VeriGUI: Verifiable Long-Chain GUI Dataset
Shunyu Liu, Minghao Liu, Huichi Zhou, Zhenyu Cui, Yang Zhou, Yuhao Zhou, Wendong Fan, Ge Zhang, Jiajun Shi, Weihao Xuan, Jiaxing Huang, Shuang Luo, Fang Wu, Heli Qi, Qingcheng Zeng, Ziqi Ren, Jialiang Gao, Jindi Lv, Junjie Wang, Aosong Feng, Heng Zhou, Wangchunshu Zhou
2025-08-07
Summary
This paper talks about VeriGUI, a new dataset created to help test and improve computer programs called GUI agents that interact with software interfaces. The dataset includes long and complex tasks made up of many smaller steps, which can all be checked to make sure they are done correctly.
What's the problem?
The problem is that current GUI agents mostly handle short, simple tasks and are only checked at the final result. This limits their ability to work on real-world tasks that require many steps and careful planning. Without verifying each step, agents can make mistakes that are hard to detect until the task is finished.
What's the solution?
To solve this, VeriGUI provides a dataset with detailed task sequences split into smaller, verifiable actions.
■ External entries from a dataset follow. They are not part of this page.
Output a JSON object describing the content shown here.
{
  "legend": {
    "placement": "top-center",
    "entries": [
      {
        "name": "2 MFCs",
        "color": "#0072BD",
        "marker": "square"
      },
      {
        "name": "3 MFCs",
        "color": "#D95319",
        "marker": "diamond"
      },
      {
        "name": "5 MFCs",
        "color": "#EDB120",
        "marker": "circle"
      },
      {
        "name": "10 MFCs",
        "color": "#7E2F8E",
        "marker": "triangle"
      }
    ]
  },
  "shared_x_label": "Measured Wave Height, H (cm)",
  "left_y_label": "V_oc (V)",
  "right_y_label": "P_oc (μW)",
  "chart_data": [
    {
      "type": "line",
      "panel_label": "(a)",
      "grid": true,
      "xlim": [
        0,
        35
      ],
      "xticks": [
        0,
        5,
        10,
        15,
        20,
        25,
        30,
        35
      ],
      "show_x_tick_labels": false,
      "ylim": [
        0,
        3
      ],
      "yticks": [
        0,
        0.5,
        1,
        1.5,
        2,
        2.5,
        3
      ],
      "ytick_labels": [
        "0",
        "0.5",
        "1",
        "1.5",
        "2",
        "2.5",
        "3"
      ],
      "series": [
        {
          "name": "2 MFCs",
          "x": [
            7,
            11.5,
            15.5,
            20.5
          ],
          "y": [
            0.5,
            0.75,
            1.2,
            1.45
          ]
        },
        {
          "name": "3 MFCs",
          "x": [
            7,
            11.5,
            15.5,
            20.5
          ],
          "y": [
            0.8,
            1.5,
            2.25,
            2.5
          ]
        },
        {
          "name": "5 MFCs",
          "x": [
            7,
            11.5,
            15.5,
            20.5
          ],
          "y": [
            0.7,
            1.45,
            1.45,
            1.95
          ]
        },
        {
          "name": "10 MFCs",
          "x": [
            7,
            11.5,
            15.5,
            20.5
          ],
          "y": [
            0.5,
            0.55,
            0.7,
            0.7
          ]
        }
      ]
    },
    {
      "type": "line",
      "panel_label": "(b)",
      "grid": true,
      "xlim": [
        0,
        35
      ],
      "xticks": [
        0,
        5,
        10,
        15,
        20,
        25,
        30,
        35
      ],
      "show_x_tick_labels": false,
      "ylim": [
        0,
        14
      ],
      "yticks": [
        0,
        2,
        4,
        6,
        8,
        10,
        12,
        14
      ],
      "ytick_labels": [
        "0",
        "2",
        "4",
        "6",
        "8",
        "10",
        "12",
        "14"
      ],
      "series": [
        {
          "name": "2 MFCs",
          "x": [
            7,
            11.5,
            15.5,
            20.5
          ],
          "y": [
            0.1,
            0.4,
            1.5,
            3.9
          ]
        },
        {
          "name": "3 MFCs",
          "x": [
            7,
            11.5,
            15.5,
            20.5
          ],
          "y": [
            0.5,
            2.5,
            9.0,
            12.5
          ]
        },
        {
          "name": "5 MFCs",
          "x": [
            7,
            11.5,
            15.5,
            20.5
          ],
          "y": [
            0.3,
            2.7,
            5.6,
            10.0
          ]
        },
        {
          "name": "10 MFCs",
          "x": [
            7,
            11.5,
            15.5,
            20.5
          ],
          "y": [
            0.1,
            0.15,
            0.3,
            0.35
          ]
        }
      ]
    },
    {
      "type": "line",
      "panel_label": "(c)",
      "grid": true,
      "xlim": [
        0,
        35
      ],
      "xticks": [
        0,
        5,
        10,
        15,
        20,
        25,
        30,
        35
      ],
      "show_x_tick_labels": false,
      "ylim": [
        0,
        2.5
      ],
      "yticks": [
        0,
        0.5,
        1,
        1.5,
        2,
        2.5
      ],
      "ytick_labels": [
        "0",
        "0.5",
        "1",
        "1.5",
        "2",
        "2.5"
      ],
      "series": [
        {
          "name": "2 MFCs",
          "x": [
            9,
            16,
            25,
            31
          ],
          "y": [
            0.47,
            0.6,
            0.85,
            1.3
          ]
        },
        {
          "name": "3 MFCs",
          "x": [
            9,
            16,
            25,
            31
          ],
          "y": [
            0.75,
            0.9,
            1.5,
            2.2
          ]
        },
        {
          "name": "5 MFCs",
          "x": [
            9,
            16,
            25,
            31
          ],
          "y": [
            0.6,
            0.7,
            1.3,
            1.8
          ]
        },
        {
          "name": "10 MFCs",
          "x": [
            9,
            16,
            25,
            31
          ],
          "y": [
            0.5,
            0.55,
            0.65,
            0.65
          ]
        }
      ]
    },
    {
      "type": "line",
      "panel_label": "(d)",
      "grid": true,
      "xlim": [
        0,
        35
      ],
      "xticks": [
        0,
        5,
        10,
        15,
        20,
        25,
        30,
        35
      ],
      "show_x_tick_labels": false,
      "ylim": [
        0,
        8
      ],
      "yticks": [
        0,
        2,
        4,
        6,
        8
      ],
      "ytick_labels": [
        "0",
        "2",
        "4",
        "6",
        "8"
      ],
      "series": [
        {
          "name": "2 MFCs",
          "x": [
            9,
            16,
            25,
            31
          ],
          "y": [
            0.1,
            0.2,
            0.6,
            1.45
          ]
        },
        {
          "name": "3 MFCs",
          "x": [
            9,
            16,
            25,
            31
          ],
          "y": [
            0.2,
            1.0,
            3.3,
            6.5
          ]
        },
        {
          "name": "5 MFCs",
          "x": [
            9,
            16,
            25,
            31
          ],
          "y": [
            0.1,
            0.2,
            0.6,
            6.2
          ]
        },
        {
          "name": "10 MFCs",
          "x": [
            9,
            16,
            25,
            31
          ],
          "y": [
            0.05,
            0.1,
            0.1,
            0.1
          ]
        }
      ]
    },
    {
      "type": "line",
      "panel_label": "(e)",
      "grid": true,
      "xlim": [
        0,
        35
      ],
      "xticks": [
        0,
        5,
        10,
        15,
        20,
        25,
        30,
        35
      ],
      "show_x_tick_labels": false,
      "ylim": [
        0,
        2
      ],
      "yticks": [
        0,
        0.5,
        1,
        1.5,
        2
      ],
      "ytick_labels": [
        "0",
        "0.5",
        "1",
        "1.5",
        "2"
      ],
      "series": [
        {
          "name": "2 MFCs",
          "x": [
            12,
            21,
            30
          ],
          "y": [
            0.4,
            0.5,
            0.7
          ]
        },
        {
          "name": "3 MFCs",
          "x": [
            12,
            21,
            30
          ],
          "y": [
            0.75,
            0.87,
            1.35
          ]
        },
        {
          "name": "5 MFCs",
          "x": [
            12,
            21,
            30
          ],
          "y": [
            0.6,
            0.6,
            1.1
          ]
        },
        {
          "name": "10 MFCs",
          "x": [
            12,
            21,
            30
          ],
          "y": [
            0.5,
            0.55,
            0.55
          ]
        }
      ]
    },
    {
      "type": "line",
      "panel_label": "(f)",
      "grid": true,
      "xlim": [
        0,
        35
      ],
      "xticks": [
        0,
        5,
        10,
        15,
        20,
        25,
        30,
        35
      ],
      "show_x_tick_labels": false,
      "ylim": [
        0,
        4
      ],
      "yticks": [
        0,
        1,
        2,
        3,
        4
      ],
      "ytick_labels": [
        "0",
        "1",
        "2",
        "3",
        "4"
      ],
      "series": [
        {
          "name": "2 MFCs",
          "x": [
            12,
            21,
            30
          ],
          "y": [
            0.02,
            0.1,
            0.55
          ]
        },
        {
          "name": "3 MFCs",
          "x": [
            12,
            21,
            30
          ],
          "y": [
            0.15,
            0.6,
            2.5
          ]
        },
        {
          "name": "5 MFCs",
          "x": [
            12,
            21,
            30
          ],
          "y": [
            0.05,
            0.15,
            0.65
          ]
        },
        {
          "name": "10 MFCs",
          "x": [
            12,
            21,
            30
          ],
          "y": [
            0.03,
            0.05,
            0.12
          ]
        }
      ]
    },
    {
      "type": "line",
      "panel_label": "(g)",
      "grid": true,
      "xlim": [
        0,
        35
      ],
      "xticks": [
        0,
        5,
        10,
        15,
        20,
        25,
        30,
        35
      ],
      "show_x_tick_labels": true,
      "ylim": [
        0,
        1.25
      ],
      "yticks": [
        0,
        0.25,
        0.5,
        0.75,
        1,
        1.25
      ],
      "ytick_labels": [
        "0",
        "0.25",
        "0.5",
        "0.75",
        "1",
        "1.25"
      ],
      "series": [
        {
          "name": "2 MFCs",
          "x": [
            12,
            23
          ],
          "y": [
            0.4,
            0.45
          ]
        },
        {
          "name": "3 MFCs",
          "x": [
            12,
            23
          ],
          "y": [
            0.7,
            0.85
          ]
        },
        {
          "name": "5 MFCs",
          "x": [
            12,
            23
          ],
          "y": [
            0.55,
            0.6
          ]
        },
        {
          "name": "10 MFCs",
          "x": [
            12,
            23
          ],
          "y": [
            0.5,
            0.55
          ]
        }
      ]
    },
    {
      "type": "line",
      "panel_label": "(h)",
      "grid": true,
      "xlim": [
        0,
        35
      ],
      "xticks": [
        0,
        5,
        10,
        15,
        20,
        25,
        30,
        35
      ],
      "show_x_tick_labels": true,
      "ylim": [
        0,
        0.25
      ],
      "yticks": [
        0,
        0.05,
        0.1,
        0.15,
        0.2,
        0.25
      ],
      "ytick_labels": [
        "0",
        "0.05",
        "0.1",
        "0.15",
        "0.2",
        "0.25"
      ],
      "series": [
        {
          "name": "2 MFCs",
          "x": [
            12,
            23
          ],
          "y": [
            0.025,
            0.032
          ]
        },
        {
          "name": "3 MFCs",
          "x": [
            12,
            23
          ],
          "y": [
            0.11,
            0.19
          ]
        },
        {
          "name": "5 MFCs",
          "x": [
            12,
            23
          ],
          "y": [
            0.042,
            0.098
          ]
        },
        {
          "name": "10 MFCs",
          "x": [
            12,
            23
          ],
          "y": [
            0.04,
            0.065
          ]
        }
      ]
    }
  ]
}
This means agents can be tested on each step of the process, not just the final outcome. The dataset includes tasks from both desktop and web environments and was created with the help of human experts to ensure accuracy.
Why it matters?
This matters because improving GUI agents to handle long and complex tasks can make software easier to use and automate many complicated processes. By focusing on verifiability at every step, VeriGUI pushes researchers to build smarter and more reliable agents that better understand and manage multi-step tasks in real computer environments.
Abstract
VeriGUI is a novel dataset for evaluating GUI agents in long-horizon tasks, emphasizing long-chain complexity and subtask-level verifiability.